Virginia Gov. Abigail Spanberger signed the National Popular Vote Interstate Compact into law this week, adding her state’s 13 electoral votes to a growing coalition that wants to effectively render the Electoral College a ceremonial relic. The move is strategically transparent, and it tells you almost everything you need to know about the Democratic Party’s relationship with electoral math right now.
The compact now covers 18 states and the District of Columbia, totaling 222 electoral votes – 82% of the 270-vote threshold required to trigger the agreement. When that threshold is crossed, every member state would be obligated to award its electoral votes to the winner of the national popular vote, regardless of how its own residents voted.
Democrats lead every single state that has signed the compact.
The stated rationale has always been simple: twice in the modern era, a Republican won the presidency despite losing the popular vote: George W. Bush in 2000 and Donald Trump in 2016. Democrats argued the system was undemocratic, a quirk of 18th-century compromise that distorted the popular will.
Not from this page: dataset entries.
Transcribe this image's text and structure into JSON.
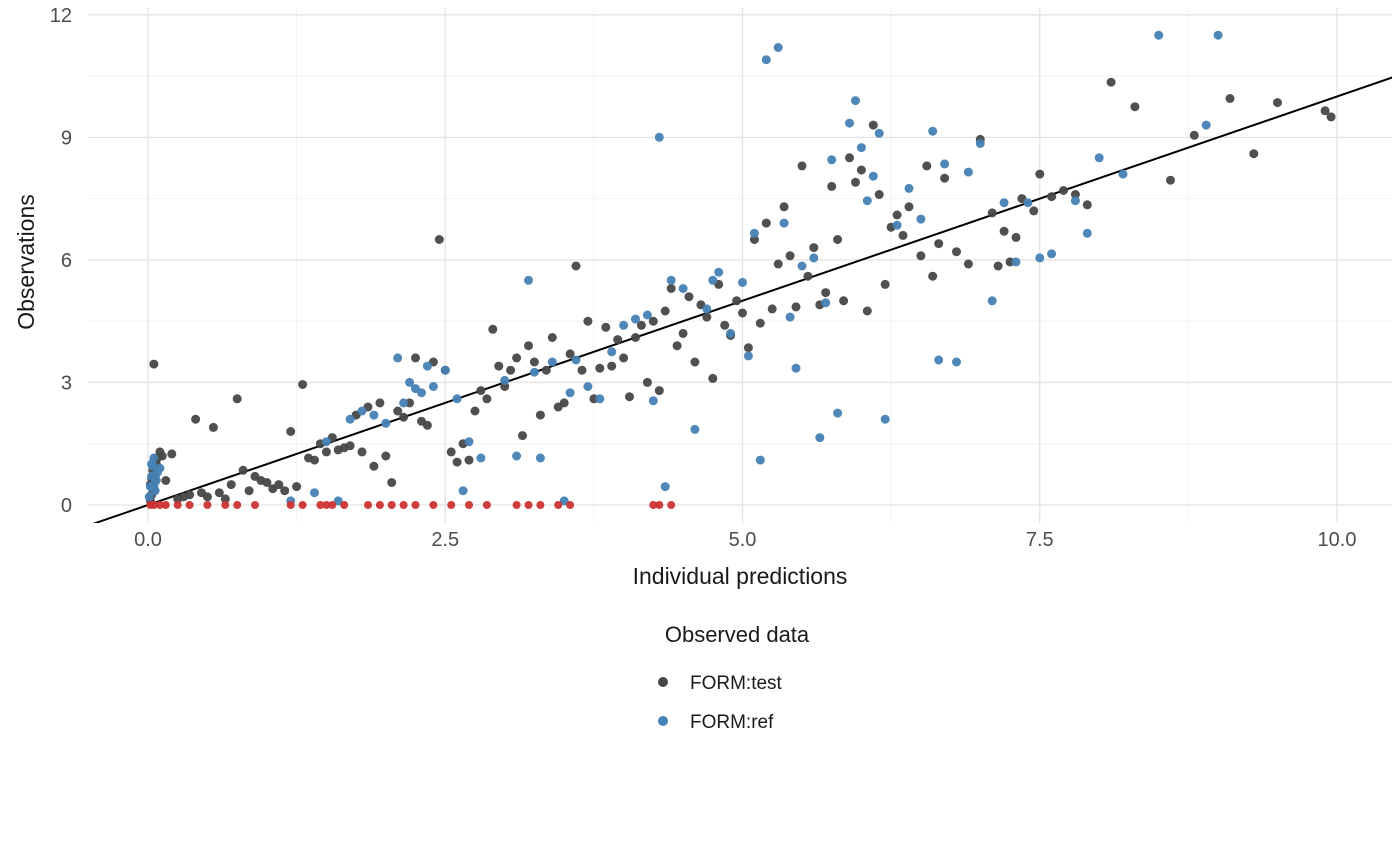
{
  "chart_data": {
    "type": "scatter",
    "title": "",
    "xlabel": "Individual predictions",
    "ylabel": "Observations",
    "xlim": [
      -0.5,
      10.45
    ],
    "ylim": [
      -0.4,
      12.2
    ],
    "x_ticks": [
      0.0,
      2.5,
      5.0,
      7.5,
      10.0
    ],
    "x_tick_labels": [
      "0.0",
      "2.5",
      "5.0",
      "7.5",
      "10.0"
    ],
    "y_ticks": [
      0,
      3,
      6,
      9,
      12
    ],
    "y_tick_labels": [
      "0",
      "3",
      "6",
      "9",
      "12"
    ],
    "grid": "major+minor",
    "grid_color": "#e3e3e3",
    "grid_minor_color": "#f2f2f2",
    "background": "#ffffff",
    "identity_line": {
      "color": "#000000",
      "width": 2,
      "x_start": -0.7,
      "x_end": 10.7
    },
    "legend": {
      "title": "Observed data",
      "position": "bottom"
    },
    "series": [
      {
        "name": "FORM:test",
        "color": "#474747",
        "radius": 4.5,
        "in_legend": true,
        "points": [
          [
            0.02,
            0.1
          ],
          [
            0.03,
            0.25
          ],
          [
            0.05,
            0.4
          ],
          [
            0.05,
            0.55
          ],
          [
            0.06,
            0.7
          ],
          [
            0.04,
            0.85
          ],
          [
            0.07,
            1.0
          ],
          [
            0.08,
            1.15
          ],
          [
            0.1,
            1.3
          ],
          [
            0.02,
            0.5
          ],
          [
            0.03,
            0.65
          ],
          [
            0.05,
            3.45
          ],
          [
            0.12,
            1.2
          ],
          [
            0.15,
            0.6
          ],
          [
            0.2,
            1.25
          ],
          [
            0.25,
            0.15
          ],
          [
            0.3,
            0.2
          ],
          [
            0.35,
            0.25
          ],
          [
            0.4,
            2.1
          ],
          [
            0.45,
            0.3
          ],
          [
            0.5,
            0.2
          ],
          [
            0.55,
            1.9
          ],
          [
            0.6,
            0.3
          ],
          [
            0.65,
            0.15
          ],
          [
            0.7,
            0.5
          ],
          [
            0.75,
            2.6
          ],
          [
            0.8,
            0.85
          ],
          [
            0.85,
            0.35
          ],
          [
            0.9,
            0.7
          ],
          [
            0.95,
            0.6
          ],
          [
            1.0,
            0.55
          ],
          [
            1.05,
            0.4
          ],
          [
            1.1,
            0.5
          ],
          [
            1.15,
            0.35
          ],
          [
            1.2,
            1.8
          ],
          [
            1.25,
            0.45
          ],
          [
            1.3,
            2.95
          ],
          [
            1.35,
            1.15
          ],
          [
            1.4,
            1.1
          ],
          [
            1.45,
            1.5
          ],
          [
            1.5,
            1.3
          ],
          [
            1.55,
            1.65
          ],
          [
            1.6,
            1.35
          ],
          [
            1.65,
            1.4
          ],
          [
            1.7,
            1.45
          ],
          [
            1.75,
            2.2
          ],
          [
            1.8,
            1.3
          ],
          [
            1.85,
            2.4
          ],
          [
            1.9,
            0.95
          ],
          [
            1.95,
            2.5
          ],
          [
            2.0,
            1.2
          ],
          [
            2.05,
            0.55
          ],
          [
            2.1,
            2.3
          ],
          [
            2.15,
            2.15
          ],
          [
            2.2,
            2.5
          ],
          [
            2.25,
            3.6
          ],
          [
            2.3,
            2.05
          ],
          [
            2.35,
            1.95
          ],
          [
            2.4,
            3.5
          ],
          [
            2.45,
            6.5
          ],
          [
            2.5,
            3.3
          ],
          [
            2.55,
            1.3
          ],
          [
            2.6,
            1.05
          ],
          [
            2.65,
            1.5
          ],
          [
            2.7,
            1.1
          ],
          [
            2.75,
            2.3
          ],
          [
            2.8,
            2.8
          ],
          [
            2.85,
            2.6
          ],
          [
            2.9,
            4.3
          ],
          [
            2.95,
            3.4
          ],
          [
            3.0,
            2.9
          ],
          [
            3.05,
            3.3
          ],
          [
            3.1,
            3.6
          ],
          [
            3.15,
            1.7
          ],
          [
            3.2,
            3.9
          ],
          [
            3.25,
            3.5
          ],
          [
            3.3,
            2.2
          ],
          [
            3.35,
            3.3
          ],
          [
            3.4,
            4.1
          ],
          [
            3.45,
            2.4
          ],
          [
            3.5,
            2.5
          ],
          [
            3.55,
            3.7
          ],
          [
            3.6,
            5.85
          ],
          [
            3.65,
            3.3
          ],
          [
            3.7,
            4.5
          ],
          [
            3.75,
            2.6
          ],
          [
            3.8,
            3.35
          ],
          [
            3.85,
            4.35
          ],
          [
            3.9,
            3.4
          ],
          [
            3.95,
            4.05
          ],
          [
            4.0,
            3.6
          ],
          [
            4.05,
            2.65
          ],
          [
            4.1,
            4.1
          ],
          [
            4.15,
            4.4
          ],
          [
            4.2,
            3.0
          ],
          [
            4.25,
            4.5
          ],
          [
            4.3,
            2.8
          ],
          [
            4.35,
            4.75
          ],
          [
            4.4,
            5.3
          ],
          [
            4.45,
            3.9
          ],
          [
            4.5,
            4.2
          ],
          [
            4.55,
            5.1
          ],
          [
            4.6,
            3.5
          ],
          [
            4.65,
            4.9
          ],
          [
            4.7,
            4.6
          ],
          [
            4.75,
            3.1
          ],
          [
            4.8,
            5.4
          ],
          [
            4.85,
            4.4
          ],
          [
            4.9,
            4.15
          ],
          [
            4.95,
            5.0
          ],
          [
            5.0,
            4.7
          ],
          [
            5.05,
            3.85
          ],
          [
            5.1,
            6.5
          ],
          [
            5.15,
            4.45
          ],
          [
            5.2,
            6.9
          ],
          [
            5.25,
            4.8
          ],
          [
            5.3,
            5.9
          ],
          [
            5.35,
            7.3
          ],
          [
            5.4,
            6.1
          ],
          [
            5.45,
            4.85
          ],
          [
            5.5,
            8.3
          ],
          [
            5.55,
            5.6
          ],
          [
            5.6,
            6.3
          ],
          [
            5.65,
            4.9
          ],
          [
            5.7,
            5.2
          ],
          [
            5.75,
            7.8
          ],
          [
            5.8,
            6.5
          ],
          [
            5.85,
            5.0
          ],
          [
            5.9,
            8.5
          ],
          [
            5.95,
            7.9
          ],
          [
            6.0,
            8.2
          ],
          [
            6.05,
            4.75
          ],
          [
            6.1,
            9.3
          ],
          [
            6.15,
            7.6
          ],
          [
            6.2,
            5.4
          ],
          [
            6.25,
            6.8
          ],
          [
            6.3,
            7.1
          ],
          [
            6.35,
            6.6
          ],
          [
            6.4,
            7.3
          ],
          [
            6.5,
            6.1
          ],
          [
            6.55,
            8.3
          ],
          [
            6.6,
            5.6
          ],
          [
            6.65,
            6.4
          ],
          [
            6.7,
            8.0
          ],
          [
            6.8,
            6.2
          ],
          [
            6.9,
            5.9
          ],
          [
            7.0,
            8.95
          ],
          [
            7.1,
            7.15
          ],
          [
            7.15,
            5.85
          ],
          [
            7.2,
            6.7
          ],
          [
            7.25,
            5.95
          ],
          [
            7.3,
            6.55
          ],
          [
            7.35,
            7.5
          ],
          [
            7.45,
            7.2
          ],
          [
            7.5,
            8.1
          ],
          [
            7.6,
            7.55
          ],
          [
            7.7,
            7.7
          ],
          [
            7.8,
            7.6
          ],
          [
            7.9,
            7.35
          ],
          [
            8.1,
            10.35
          ],
          [
            8.3,
            9.75
          ],
          [
            8.6,
            7.95
          ],
          [
            8.8,
            9.05
          ],
          [
            9.1,
            9.95
          ],
          [
            9.3,
            8.6
          ],
          [
            9.5,
            9.85
          ],
          [
            9.9,
            9.65
          ],
          [
            9.95,
            9.5
          ]
        ]
      },
      {
        "name": "FORM:ref",
        "color": "#4682B4",
        "radius": 4.5,
        "in_legend": true,
        "points": [
          [
            0.01,
            0.2
          ],
          [
            0.02,
            0.45
          ],
          [
            0.03,
            0.7
          ],
          [
            0.04,
            0.95
          ],
          [
            0.05,
            1.15
          ],
          [
            0.06,
            0.35
          ],
          [
            0.07,
            0.6
          ],
          [
            0.08,
            0.8
          ],
          [
            0.03,
            1.0
          ],
          [
            0.05,
            0.5
          ],
          [
            0.1,
            0.9
          ],
          [
            1.2,
            0.1
          ],
          [
            1.4,
            0.3
          ],
          [
            1.5,
            1.55
          ],
          [
            1.6,
            0.1
          ],
          [
            1.7,
            2.1
          ],
          [
            1.8,
            2.3
          ],
          [
            1.9,
            2.2
          ],
          [
            2.0,
            2.0
          ],
          [
            2.1,
            3.6
          ],
          [
            2.15,
            2.5
          ],
          [
            2.2,
            3.0
          ],
          [
            2.25,
            2.85
          ],
          [
            2.3,
            2.75
          ],
          [
            2.35,
            3.4
          ],
          [
            2.4,
            2.9
          ],
          [
            2.5,
            3.3
          ],
          [
            2.6,
            2.6
          ],
          [
            2.65,
            0.35
          ],
          [
            2.7,
            1.55
          ],
          [
            2.8,
            1.15
          ],
          [
            3.0,
            3.05
          ],
          [
            3.1,
            1.2
          ],
          [
            3.2,
            5.5
          ],
          [
            3.25,
            3.25
          ],
          [
            3.3,
            1.15
          ],
          [
            3.4,
            3.5
          ],
          [
            3.5,
            0.1
          ],
          [
            3.55,
            2.75
          ],
          [
            3.6,
            3.55
          ],
          [
            3.7,
            2.9
          ],
          [
            3.8,
            2.6
          ],
          [
            3.9,
            3.75
          ],
          [
            4.0,
            4.4
          ],
          [
            4.1,
            4.55
          ],
          [
            4.2,
            4.65
          ],
          [
            4.25,
            2.55
          ],
          [
            4.3,
            9.0
          ],
          [
            4.35,
            0.45
          ],
          [
            4.4,
            5.5
          ],
          [
            4.5,
            5.3
          ],
          [
            4.6,
            1.85
          ],
          [
            4.7,
            4.8
          ],
          [
            4.75,
            5.5
          ],
          [
            4.8,
            5.7
          ],
          [
            4.9,
            4.2
          ],
          [
            5.0,
            5.45
          ],
          [
            5.05,
            3.65
          ],
          [
            5.1,
            6.65
          ],
          [
            5.15,
            1.1
          ],
          [
            5.2,
            10.9
          ],
          [
            5.3,
            11.2
          ],
          [
            5.35,
            6.9
          ],
          [
            5.4,
            4.6
          ],
          [
            5.45,
            3.35
          ],
          [
            5.5,
            5.85
          ],
          [
            5.6,
            6.05
          ],
          [
            5.65,
            1.65
          ],
          [
            5.7,
            4.95
          ],
          [
            5.75,
            8.45
          ],
          [
            5.8,
            2.25
          ],
          [
            5.9,
            9.35
          ],
          [
            5.95,
            9.9
          ],
          [
            6.0,
            8.75
          ],
          [
            6.05,
            7.45
          ],
          [
            6.1,
            8.05
          ],
          [
            6.15,
            9.1
          ],
          [
            6.2,
            2.1
          ],
          [
            6.3,
            6.85
          ],
          [
            6.4,
            7.75
          ],
          [
            6.5,
            7.0
          ],
          [
            6.6,
            9.15
          ],
          [
            6.65,
            3.55
          ],
          [
            6.7,
            8.35
          ],
          [
            6.8,
            3.5
          ],
          [
            6.9,
            8.15
          ],
          [
            7.0,
            8.85
          ],
          [
            7.1,
            5.0
          ],
          [
            7.2,
            7.4
          ],
          [
            7.3,
            5.95
          ],
          [
            7.4,
            7.4
          ],
          [
            7.5,
            6.05
          ],
          [
            7.6,
            6.15
          ],
          [
            7.8,
            7.45
          ],
          [
            7.9,
            6.65
          ],
          [
            8.0,
            8.5
          ],
          [
            8.2,
            8.1
          ],
          [
            8.5,
            11.5
          ],
          [
            8.9,
            9.3
          ],
          [
            9.0,
            11.5
          ]
        ]
      },
      {
        "name": "",
        "color": "#CC3333",
        "radius": 4,
        "in_legend": false,
        "points": [
          [
            0.02,
            0
          ],
          [
            0.05,
            0
          ],
          [
            0.1,
            0
          ],
          [
            0.15,
            0
          ],
          [
            0.25,
            0
          ],
          [
            0.35,
            0
          ],
          [
            0.5,
            0
          ],
          [
            0.65,
            0
          ],
          [
            0.75,
            0
          ],
          [
            0.9,
            0
          ],
          [
            1.2,
            0
          ],
          [
            1.3,
            0
          ],
          [
            1.45,
            0
          ],
          [
            1.5,
            0
          ],
          [
            1.55,
            0
          ],
          [
            1.65,
            0
          ],
          [
            1.85,
            0
          ],
          [
            1.95,
            0
          ],
          [
            2.05,
            0
          ],
          [
            2.15,
            0
          ],
          [
            2.25,
            0
          ],
          [
            2.4,
            0
          ],
          [
            2.55,
            0
          ],
          [
            2.7,
            0
          ],
          [
            2.85,
            0
          ],
          [
            3.1,
            0
          ],
          [
            3.2,
            0
          ],
          [
            3.3,
            0
          ],
          [
            3.45,
            0
          ],
          [
            3.55,
            0
          ],
          [
            4.25,
            0
          ],
          [
            4.3,
            0
          ],
          [
            4.4,
            0
          ]
        ]
      }
    ]
  }
}
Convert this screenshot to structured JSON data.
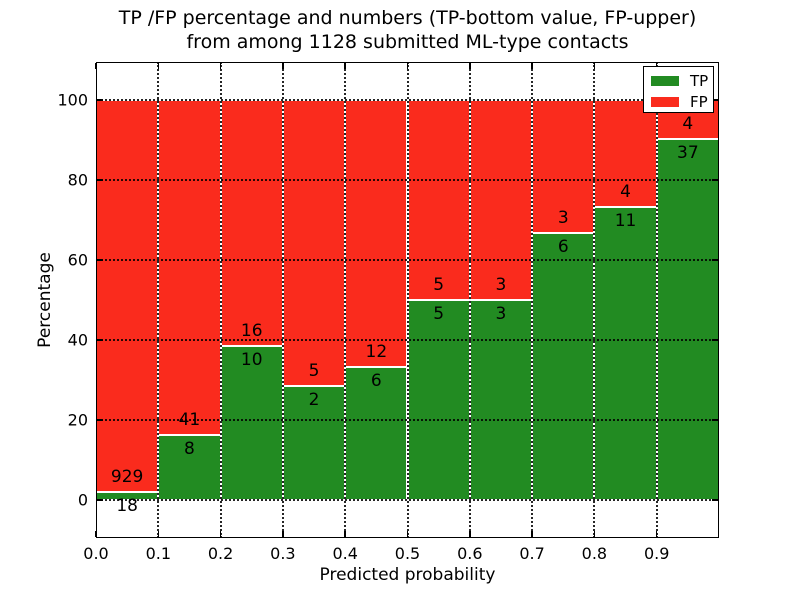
{
  "chart_data": {
    "type": "bar",
    "stacked": true,
    "title_line1": "TP /FP percentage and numbers (TP-bottom value, FP-upper)",
    "title_line2": "from among 1128 submitted ML-type contacts",
    "xlabel": "Predicted probability",
    "ylabel": "Percentage",
    "total_contacts": 1128,
    "categories": [
      "0.0-0.1",
      "0.1-0.2",
      "0.2-0.3",
      "0.3-0.4",
      "0.4-0.5",
      "0.5-0.6",
      "0.6-0.7",
      "0.7-0.8",
      "0.8-0.9",
      "0.9-1.0"
    ],
    "series": [
      {
        "name": "TP",
        "color": "#228B22",
        "counts": [
          18,
          8,
          10,
          2,
          6,
          5,
          3,
          6,
          11,
          37
        ]
      },
      {
        "name": "FP",
        "color": "#FA2B1D",
        "counts": [
          929,
          41,
          16,
          5,
          12,
          5,
          3,
          3,
          4,
          4
        ]
      }
    ],
    "tp_percent_heights": [
      1.9,
      16.3,
      38.5,
      28.6,
      33.3,
      50.0,
      50.0,
      66.7,
      73.3,
      90.2
    ],
    "bin_width": 0.1,
    "x_tick_labels": [
      "0.0",
      "0.1",
      "0.2",
      "0.3",
      "0.4",
      "0.5",
      "0.6",
      "0.7",
      "0.8",
      "0.9"
    ],
    "x_tick_values": [
      0.0,
      0.1,
      0.2,
      0.3,
      0.4,
      0.5,
      0.6,
      0.7,
      0.8,
      0.9
    ],
    "y_tick_values": [
      0,
      20,
      40,
      60,
      80,
      100
    ],
    "xlim": [
      0.0,
      1.0
    ],
    "ylim": [
      -9.5,
      109.5
    ],
    "grid": "dotted",
    "legend": [
      {
        "label": "TP",
        "color": "#228B22"
      },
      {
        "label": "FP",
        "color": "#FA2B1D"
      }
    ],
    "legend_position": "upper right"
  }
}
Even though Bush and Trump both went on to win the national popular vote in their second terms, the compact’s momentum has not waned.
If anything, the push has accelerated – which reveals the real motivation behind it.
Democrats are staring at a demographic and geographic clock, and they don’t like what it’s telling them. Fox News projects the party could lose up to 14 net Electoral College seats following the 2030 Census, as population shifts continue favoring red states. Florida is projected to gain 2 electoral votes, Texas 3, Idaho and Utah 1 each. California stands to lose 3, Illinois 2, New York and Rhode Island 1 apiece.
🚨 MASSIVE: Democrats are staring down a devastating Electoral College loss of possibly 14 NET SEATS in the coming 2030 Census
This will SEVERELY constrain their ability to win the House and Presidency
FL: +2
TX: +3
ID: +1
UT: +1CA: -3
NY: -1
IL: -2
RI: -1Don’t count… pic.twitter.com/ez7js1apGo
— Eric Daugherty (@EricLDaugh) April 16, 2026
The compact, in this light, is less a principled stand for democratic purity and more a preemptive strike – an attempt to erase projected Republican gains before the new maps are even drawn.
The Virginia case is a useful illustration of how the compact actually works in practice – and how disconnected its logic has become from its stated ideals. Virginia voted for Kamala Harris in 2024. Under the compact, all 13 of its electoral votes would have gone to Trump, who won the national popular vote. Run that math based on the current compact membership, and Trump would have won the 2024 election 533-5 under the very system Democrats are fighting to implement.
There’s a structural argument for the Electoral College that gets less attention than it deserves: federalism works. The current system forces campaigns to engage with the regional particularities of states like Pennsylvania, Michigan, and New Mexico. Candidates have to build broad coalitions that speak to a range of economic, cultural, and geographic interests — not just run up the score in population centers.
Election integrity is another dimension the compact’s proponents prefer not to discuss in detail. The Electoral College system actually contains and isolates fraud risk because manipulating a presidential outcome requires coordinating across multiple jurisdictions. That’s a significantly harder logistical undertaking.
But, under a national popular vote, that calculation changes. Every fraudulent vote, wherever it’s cast, flows directly into the national tally. Padding a safely partisan state that currently has no effect on outcomes suddenly becomes a worthwhile project for bad actors.
The compact also creates a sovereignty problem that its advocates haven’t resolved. A state that invests in election security – tightening voter ID requirements, maintaining clean voter rolls, restricting mail-in balloting – could still have its presidential outcome determined by the looser practices of another member state. Voters in one jurisdiction effectively inherit the election administration decisions of every other. It’s a framework that rewards the lowest common denominator.
The Electoral College system was a genius invention by the Founding Fathers that has stood the test of time, while the National Popular Vote Interstate Compact is a proposal shaped by electoral anxiety, not democratic principle.